Saving disk space by choosing the correct data type
"Database is almost 4 TB in size, user is complaining on long times for DEV data refresh and high storage costs for database and backups. Full backups are taking a long time to complete, even with compression enabled.
After a quick check, we discover tables that stores data from 15 years ago, without any purge or historical archive process implemented, most of the data stored is only with logging purposes, using incorrect data types and storing a lot of nulls. After changing data types and implementing data purge processes, database size was reduced to almost 90 GB, drastically improving their application performance and reducing storage costs and refresh times."
- true story... or not -
Designing our databases it is something that must be done carefully and by knowing how our application will work and choosing the right data types, specially for databases that will contain high volumes of data, can drastically improve our application response times and storage required.

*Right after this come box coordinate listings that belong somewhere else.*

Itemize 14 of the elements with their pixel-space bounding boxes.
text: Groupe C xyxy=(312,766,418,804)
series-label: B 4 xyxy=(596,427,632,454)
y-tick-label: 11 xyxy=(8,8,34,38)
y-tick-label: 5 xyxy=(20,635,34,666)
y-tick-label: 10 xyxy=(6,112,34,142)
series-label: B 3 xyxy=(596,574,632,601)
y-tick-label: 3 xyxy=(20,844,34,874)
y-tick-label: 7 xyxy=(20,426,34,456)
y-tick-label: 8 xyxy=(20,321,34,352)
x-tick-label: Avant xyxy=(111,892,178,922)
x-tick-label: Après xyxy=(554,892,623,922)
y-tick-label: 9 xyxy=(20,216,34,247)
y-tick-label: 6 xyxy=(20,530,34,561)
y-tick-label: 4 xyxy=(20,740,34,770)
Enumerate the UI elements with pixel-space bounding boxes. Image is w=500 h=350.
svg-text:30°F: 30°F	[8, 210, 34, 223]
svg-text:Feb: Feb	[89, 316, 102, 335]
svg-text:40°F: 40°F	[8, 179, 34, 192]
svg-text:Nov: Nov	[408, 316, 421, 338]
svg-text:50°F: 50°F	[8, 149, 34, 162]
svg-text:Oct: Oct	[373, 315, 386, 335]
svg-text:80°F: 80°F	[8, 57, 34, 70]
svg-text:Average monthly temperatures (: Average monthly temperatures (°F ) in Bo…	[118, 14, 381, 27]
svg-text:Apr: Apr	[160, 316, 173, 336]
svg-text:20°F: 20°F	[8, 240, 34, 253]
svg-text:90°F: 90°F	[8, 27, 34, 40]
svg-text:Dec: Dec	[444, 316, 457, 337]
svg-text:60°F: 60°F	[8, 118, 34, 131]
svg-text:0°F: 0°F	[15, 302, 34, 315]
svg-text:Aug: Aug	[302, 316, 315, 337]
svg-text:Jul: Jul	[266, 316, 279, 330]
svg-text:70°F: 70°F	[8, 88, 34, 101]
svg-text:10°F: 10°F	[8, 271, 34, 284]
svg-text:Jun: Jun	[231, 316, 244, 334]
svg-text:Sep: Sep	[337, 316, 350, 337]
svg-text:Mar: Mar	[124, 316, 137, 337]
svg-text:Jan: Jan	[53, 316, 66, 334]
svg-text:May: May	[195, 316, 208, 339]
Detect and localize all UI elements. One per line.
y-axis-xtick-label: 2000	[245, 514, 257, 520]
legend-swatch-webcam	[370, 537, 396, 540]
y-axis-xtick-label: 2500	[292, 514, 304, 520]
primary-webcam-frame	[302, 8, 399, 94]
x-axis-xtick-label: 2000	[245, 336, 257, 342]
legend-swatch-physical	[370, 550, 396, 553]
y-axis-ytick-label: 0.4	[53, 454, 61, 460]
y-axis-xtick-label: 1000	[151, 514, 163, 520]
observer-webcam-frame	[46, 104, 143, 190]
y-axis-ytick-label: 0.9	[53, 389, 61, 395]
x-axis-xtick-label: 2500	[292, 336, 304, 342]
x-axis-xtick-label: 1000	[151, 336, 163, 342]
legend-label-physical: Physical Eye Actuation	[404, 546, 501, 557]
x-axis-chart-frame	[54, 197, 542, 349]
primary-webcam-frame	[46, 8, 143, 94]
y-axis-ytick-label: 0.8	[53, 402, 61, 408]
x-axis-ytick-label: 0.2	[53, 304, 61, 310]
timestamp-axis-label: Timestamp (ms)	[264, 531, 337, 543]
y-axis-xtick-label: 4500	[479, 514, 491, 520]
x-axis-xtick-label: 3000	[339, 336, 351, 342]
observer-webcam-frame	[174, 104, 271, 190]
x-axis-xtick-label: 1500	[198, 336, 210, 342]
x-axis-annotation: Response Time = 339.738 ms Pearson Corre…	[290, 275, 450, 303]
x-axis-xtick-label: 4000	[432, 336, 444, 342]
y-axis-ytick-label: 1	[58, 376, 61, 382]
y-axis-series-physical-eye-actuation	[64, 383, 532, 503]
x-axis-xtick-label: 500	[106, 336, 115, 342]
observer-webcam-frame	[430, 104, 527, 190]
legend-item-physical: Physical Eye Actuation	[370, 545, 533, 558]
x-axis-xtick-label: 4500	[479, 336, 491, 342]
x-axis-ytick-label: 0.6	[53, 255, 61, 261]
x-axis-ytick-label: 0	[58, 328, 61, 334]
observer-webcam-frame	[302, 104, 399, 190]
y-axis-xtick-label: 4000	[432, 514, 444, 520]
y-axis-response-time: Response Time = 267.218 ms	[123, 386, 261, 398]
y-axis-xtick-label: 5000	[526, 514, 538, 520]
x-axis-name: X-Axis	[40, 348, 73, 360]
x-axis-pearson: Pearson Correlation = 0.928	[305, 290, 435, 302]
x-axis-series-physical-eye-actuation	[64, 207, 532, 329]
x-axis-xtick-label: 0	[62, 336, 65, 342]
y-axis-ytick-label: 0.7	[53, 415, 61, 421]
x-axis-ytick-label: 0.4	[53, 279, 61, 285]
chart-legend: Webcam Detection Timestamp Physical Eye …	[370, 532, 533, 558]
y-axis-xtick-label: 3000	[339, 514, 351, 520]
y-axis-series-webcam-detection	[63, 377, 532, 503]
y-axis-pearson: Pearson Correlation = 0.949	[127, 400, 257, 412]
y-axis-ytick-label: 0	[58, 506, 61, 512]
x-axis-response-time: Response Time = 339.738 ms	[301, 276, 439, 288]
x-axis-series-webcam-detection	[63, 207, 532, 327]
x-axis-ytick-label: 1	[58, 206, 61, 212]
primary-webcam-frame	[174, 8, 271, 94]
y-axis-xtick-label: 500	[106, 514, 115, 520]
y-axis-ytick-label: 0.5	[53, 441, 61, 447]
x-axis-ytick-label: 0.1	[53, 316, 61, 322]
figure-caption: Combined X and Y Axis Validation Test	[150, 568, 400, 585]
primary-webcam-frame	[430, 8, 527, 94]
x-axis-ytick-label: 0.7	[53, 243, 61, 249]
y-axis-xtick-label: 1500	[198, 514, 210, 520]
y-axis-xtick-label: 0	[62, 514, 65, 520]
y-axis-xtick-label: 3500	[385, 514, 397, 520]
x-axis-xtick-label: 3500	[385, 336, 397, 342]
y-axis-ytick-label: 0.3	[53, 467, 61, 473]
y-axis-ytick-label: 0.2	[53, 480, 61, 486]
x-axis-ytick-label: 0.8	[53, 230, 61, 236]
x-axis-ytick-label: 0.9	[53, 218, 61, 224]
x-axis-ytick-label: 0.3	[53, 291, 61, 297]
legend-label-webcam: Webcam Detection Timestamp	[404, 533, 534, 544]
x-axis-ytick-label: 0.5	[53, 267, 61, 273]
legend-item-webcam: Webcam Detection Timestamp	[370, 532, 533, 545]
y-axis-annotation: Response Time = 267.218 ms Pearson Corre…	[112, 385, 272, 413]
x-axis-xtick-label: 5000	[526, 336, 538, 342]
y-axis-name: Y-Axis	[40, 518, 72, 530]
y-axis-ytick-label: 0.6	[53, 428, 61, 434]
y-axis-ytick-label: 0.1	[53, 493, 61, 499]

We will compare storage usage for the most common data types. For displaying the table size I'm using my database dashboard report.
Always analyze if you really need to store times, or if you need to store time, the precision you need for your application to work correctly.
We create different tables with each datatype we want to test: datetime, smalldatetime, datetime2, datetime2(0), date.
Then we proceed to insert the same info on each table (500,000 rows to have a good sample space)
After the insert ends, we can see the different storage usages, as well as the data that is stored on each table.
|Datetime needs around 20% more space than Date
We need to check the possible maximum length of the data to be stored, if we require to store or not unicode characters, and if we require a fixed or variable length.
We create different tables with each datatype we want to test: Char, VarChar, NChar, NVarChar.
Again we insert same info on each table (500,000 rows also).
We can determine what datatype use more storage space, we can determine that storing unicode vs non-unicode characters make a big difference, so this can be one of the first things to check at design level.
|A good datatype for strings could make a big difference!
|'X' are too mainstream, besides, everybody loves '$'
For this datatype the requirements are more straightforward, so the only thing I do is to show you the different storage usages.
Again we create one table for each data type to check (since for numbers there are a lot of parameters and various subtypes, we will only check the most common with the defaults): Int, Decimal, Numeric, Money (exact types) and Real, Float (approximate types).
We insert same info on each table (500,000 rows also).
And again, with the default parameters for each data type, we can see the storage used by each one, so is always important to know your data, investigate the numbers to be stored in your database so you can optimize space usage.
|By default, numeric and decimal datatypes use the most space, this can change based on the parameters specified.
|Note that decimal and numeric defaults have no decimal digits
and values were approximated.
Make your own adjustments for specific tests
You can check the different data-types SQL Server offers, with their storage requirements as well their limitations, link is below, so you have a better understanding on how each one works, this will help you to design more efficient applications and reduce your future administration time, or maybe you can optimize databases already in place by just adjusting column types :)
Please note that these are only general guidelines, also I have used test data, always make sure to perform your own tests at development stage and make your own comparisons.